Nach eigenem Bekunden fühlten sie sich bei zentralen Fragen übergangen:

Sei es bei der Debatte um das 100-Mrd-Euro Sondervermögen für die Bundeswehr, bei der Auseinandersetzung rund um Lützerath, bei den Asylrechtsverschärfungen oder den Haushalten. In allen Fällen haben wir parteiintern versucht, Entwicklungen aufzuhalten, die wir für falsch gehalten haben - und konnten uns damit nicht durchsetzen.

Mit der massiven militaristischen Hetze der Grünen im Zuge des Ukrainekrieges scheinen sie hingegen weniger Probleme zu haben. However! Jedenfalls kommen sie zu der Schlussfolgerung,

dass unsere inhaltlichen aber auch strategischen Vorstellungen von Politik immer weiter auseinander gehen - und glauben, dass es mittelfristig keine Mehrheiten in der Partei für eine klassenorientierte Politik gibt, die soziale Fragen in den Mittelpunkt rückt und Perspektiven für ein grundsätzlich anderes Wirtschaftssystem aufzeigt.

Besser spät als nie könnte man meinen! Den Vorwurf Illusionen aufgesessen zu sein und diese zum Inhalt ihrer Politik gemacht zu haben kann man den Mitgliedern des ehemaligen Bundesvorstandes der Grünen Jugend nicht ersparen. Ob damit ein Abrücken von einer parlamentsfixierten reformistischen Politik verbunden ist, bleibt äußerst fraglich. Substantielle politische Brüche sind kaum erwartbar. Davon zeugt nicht zuletzt der betont versöhnliche Ton der besagten Erklärung:

Wir machen allen ein Angebot, mit uns an einem anderen Ort Politik zu machen, werden aber niemanden unter Druck setzen. Wer gerne in der Grünen Jugend bleiben und sich hier an der Entwicklung eines neuen Kurses beteiligen möchte, kann das tun. Wir machen damit in der Grünen Jugend Platz für Menschen, die gerne wieder verstärkt in die Partei hineinwirken und sich aus der Daueropposition herausbewegen wollen.

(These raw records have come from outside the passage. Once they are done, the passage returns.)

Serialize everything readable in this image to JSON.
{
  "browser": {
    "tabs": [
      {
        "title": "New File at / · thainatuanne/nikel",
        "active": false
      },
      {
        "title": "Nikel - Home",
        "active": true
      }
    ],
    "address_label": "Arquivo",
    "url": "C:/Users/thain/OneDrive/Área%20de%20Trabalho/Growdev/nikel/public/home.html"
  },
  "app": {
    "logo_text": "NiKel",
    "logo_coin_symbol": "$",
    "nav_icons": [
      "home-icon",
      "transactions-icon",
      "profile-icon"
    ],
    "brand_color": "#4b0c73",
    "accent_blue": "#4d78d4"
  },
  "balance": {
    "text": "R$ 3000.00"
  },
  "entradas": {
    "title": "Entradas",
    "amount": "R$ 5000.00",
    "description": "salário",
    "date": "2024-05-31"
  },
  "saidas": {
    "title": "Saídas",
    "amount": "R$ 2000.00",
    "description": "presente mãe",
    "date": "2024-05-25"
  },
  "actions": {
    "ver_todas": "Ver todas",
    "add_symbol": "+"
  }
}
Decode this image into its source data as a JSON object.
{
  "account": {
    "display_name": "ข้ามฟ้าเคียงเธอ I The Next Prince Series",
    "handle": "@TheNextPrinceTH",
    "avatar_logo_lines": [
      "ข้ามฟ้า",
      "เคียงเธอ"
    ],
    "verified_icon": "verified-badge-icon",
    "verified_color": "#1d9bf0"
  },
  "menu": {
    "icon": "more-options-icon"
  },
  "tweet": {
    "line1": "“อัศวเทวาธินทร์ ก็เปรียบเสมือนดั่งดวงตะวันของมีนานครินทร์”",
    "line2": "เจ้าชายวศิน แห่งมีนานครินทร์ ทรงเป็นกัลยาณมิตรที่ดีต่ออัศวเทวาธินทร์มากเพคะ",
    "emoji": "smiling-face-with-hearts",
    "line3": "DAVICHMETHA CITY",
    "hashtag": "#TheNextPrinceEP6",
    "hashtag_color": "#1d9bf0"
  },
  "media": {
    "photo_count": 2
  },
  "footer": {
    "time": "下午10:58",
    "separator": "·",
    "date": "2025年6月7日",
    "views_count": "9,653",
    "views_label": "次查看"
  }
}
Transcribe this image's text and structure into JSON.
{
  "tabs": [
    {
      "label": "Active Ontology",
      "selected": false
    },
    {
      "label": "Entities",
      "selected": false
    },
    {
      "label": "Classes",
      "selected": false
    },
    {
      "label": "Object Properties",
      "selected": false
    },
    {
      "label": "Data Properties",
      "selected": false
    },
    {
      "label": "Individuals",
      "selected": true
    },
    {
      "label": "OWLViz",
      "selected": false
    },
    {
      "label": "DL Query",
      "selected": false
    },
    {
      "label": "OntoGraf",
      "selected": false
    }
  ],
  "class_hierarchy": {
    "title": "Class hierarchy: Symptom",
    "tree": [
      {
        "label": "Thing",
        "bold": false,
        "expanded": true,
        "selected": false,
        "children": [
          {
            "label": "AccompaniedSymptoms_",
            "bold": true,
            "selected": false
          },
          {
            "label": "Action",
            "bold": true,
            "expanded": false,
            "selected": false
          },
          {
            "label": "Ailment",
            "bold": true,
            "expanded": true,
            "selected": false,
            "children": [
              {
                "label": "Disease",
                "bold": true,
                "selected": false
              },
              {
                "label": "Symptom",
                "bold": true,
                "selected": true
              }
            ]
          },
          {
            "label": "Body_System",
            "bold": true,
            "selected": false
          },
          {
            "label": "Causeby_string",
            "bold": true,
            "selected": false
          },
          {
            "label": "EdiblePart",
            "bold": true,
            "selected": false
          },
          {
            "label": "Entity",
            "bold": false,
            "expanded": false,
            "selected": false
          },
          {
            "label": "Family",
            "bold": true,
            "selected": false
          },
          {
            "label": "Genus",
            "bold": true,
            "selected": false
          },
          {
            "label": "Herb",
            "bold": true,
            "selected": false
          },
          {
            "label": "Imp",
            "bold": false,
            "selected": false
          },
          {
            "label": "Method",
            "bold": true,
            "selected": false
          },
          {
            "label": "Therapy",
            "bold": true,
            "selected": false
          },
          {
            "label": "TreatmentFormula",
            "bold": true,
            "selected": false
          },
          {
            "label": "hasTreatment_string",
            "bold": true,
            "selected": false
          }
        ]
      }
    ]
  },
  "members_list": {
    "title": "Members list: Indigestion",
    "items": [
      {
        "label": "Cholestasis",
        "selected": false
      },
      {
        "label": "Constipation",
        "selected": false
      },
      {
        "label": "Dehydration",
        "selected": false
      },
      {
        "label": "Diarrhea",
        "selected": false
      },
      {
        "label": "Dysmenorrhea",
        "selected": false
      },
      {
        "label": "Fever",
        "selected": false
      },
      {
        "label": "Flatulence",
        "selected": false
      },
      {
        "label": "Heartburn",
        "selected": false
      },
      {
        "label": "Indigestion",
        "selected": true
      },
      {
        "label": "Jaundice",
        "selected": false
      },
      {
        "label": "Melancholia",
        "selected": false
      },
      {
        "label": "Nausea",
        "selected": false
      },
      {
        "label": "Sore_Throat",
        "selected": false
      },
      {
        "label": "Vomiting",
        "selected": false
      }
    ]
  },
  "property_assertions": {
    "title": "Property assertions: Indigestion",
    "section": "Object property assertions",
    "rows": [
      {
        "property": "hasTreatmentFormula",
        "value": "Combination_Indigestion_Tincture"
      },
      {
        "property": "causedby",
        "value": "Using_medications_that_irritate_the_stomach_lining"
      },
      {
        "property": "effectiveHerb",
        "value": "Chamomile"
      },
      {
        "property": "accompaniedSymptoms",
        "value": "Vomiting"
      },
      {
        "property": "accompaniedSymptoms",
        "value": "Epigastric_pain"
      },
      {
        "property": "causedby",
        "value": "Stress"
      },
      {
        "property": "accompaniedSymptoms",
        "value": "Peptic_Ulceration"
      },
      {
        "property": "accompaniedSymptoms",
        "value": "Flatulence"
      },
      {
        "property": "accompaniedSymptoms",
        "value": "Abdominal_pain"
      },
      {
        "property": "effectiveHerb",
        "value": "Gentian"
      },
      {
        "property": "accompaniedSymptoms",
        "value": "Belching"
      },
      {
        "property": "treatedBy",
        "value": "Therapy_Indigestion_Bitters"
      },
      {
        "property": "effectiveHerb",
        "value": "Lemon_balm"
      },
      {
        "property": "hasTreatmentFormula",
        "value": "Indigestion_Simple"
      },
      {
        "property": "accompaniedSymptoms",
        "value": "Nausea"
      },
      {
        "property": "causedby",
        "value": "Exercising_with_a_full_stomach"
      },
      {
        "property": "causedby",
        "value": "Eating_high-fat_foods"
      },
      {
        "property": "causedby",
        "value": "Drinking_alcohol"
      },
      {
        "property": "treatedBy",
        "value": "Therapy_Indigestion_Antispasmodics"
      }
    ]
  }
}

Ein wirklich konsequente politisch Trennung sähe anders aus.

Die Grünen und ihre Jugend

Wie bei den Grünen selbst verlief die Entwicklung ihrer Jugendverbände alles andere als geradlinig. Bereits Anfang der Achtziger Jahre entstanden an einzelnen Schulen "politische Schülergruppen"; ein erster Verband in Niedersachsen war die 1981 gegründete „Grüne Jugend Braunschweig“. Ein Teil der ehemaligen Jugendorganisation der FDP, die Jungdemokraten, versuchten ihr Glück in einer Zusammenarbeit mit den Grünen ohne sich selbst vollständig in die Partei integrieren zu wollen. Um 1986 formierte sich unabhängig von den Grünen ein Netzwerk grüner, alternativer, bunter und (dem Namen nach) autonomer Jugendgruppen, das sich als GA-BA-Spektrum bezeichnete. Von Anfang an war den Grünen jegliche Unabhängigkeit ihrer Jugendstrukturen suspekt. Zwischen 1990 und 1994, dem Jahr der Etablierung der „Grün-Alternativen Jugendkoordination“, hatten die Grünen lediglich eine Koordinationsstelle für die lose Vernetzung der Jugendorganisationen. Daraus entwickelte sich ab den 2000er Jahren die Grüne Jugend als Teilorganisation der Partei, die nach eigenen Angaben ca. 16.000 Mitglieder hat. Ob und inwieweit nennenswerte Teile der Grünen Jugend den Schritt ihres Bundesvorstandes um Svenja Appuhn und Katharina Stollan mitgehen werden ist völlig offen.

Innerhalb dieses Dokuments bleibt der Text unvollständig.